Definition
The burdened labor rate (also “fully loaded” or “all-in” rate) is the total cost per hour of employing a worker, including wages, payroll taxes, workers’ comp, benefits, and a share of company overhead. It is the rate you should use when costing jobs and bidding so that labor is fully recovered.
Why It Matters
Using only the base wage understates true labor cost. Payroll taxes, insurance, and benefits can add 25–40% or more. Bidding on wage alone leads to under-pricing. The burdened rate ensures that when you charge labor to a job, you are capturing the full cost of that hour.
Field Example
Base wage $28/hr. With payroll taxes, workers’ comp, and benefits, the burdened rate is $38/hr. A job that uses 100 hours of this labor should be charged $3,800 in labor cost, not $2,800. The estimator uses $38/hr (or a blended rate for a crew) when building the bid.
Calculation / Formula (if applicable)
Burdened rate = Base wage + (Payroll taxes + Workers’ comp + Benefits + Allocable overhead) ÷ Billable or productive hours.

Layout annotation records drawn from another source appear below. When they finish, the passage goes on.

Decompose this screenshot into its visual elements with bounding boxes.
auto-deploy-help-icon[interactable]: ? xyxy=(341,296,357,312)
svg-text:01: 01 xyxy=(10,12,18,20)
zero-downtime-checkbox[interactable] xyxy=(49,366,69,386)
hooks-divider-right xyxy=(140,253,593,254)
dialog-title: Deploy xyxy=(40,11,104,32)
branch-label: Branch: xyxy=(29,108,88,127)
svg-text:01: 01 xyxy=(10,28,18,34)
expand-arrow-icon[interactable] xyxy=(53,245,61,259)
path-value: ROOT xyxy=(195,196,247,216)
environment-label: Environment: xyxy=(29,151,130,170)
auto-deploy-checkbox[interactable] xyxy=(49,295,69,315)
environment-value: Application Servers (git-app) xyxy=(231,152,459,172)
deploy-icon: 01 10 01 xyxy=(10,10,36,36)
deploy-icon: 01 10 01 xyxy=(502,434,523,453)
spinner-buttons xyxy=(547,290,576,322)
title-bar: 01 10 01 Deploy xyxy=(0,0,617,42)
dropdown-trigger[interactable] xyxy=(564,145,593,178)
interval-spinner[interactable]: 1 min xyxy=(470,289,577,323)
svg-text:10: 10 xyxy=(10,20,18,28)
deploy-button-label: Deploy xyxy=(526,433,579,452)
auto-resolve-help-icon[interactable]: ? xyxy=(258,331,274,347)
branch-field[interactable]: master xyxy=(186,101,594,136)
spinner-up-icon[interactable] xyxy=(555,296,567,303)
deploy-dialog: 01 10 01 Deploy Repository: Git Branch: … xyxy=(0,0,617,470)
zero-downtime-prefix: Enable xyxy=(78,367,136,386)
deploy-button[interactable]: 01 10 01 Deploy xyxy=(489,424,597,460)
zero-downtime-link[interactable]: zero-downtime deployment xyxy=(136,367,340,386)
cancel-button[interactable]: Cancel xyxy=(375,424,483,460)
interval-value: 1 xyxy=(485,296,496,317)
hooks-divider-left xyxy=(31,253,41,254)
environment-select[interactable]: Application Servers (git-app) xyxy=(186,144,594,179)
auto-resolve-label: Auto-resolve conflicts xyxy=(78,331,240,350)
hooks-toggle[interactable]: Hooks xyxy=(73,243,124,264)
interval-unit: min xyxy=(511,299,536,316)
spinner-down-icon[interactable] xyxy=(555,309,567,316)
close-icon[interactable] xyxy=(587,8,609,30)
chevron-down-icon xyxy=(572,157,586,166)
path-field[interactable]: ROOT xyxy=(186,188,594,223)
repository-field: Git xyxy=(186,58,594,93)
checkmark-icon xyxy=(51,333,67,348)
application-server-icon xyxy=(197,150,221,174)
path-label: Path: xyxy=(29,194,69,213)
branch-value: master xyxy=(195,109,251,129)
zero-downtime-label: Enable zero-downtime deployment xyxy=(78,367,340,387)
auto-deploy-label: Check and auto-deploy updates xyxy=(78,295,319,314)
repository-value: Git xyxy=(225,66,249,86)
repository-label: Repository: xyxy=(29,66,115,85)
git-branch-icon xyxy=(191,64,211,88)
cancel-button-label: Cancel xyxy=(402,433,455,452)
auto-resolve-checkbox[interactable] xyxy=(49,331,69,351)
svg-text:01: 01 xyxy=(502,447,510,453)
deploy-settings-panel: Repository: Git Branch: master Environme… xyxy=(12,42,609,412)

Often simplified as: Burdened rate = Base wage × (1 + burden factor) where burden factor might be 0.25–0.45.
Software Application
Allow defining burdened rates by worker, crew, or role. Use burdened rate (not just wage) when posting labor to jobs and when generating labor cost reports. Support multiple rates (e.g., overtime) and optional overhead allocation to labor.
Tooltip Version
Burdened labor rate is the full cost per hour of an employee—wages plus taxes, insurance, benefits—used so job cost and bids reflect true labor cost.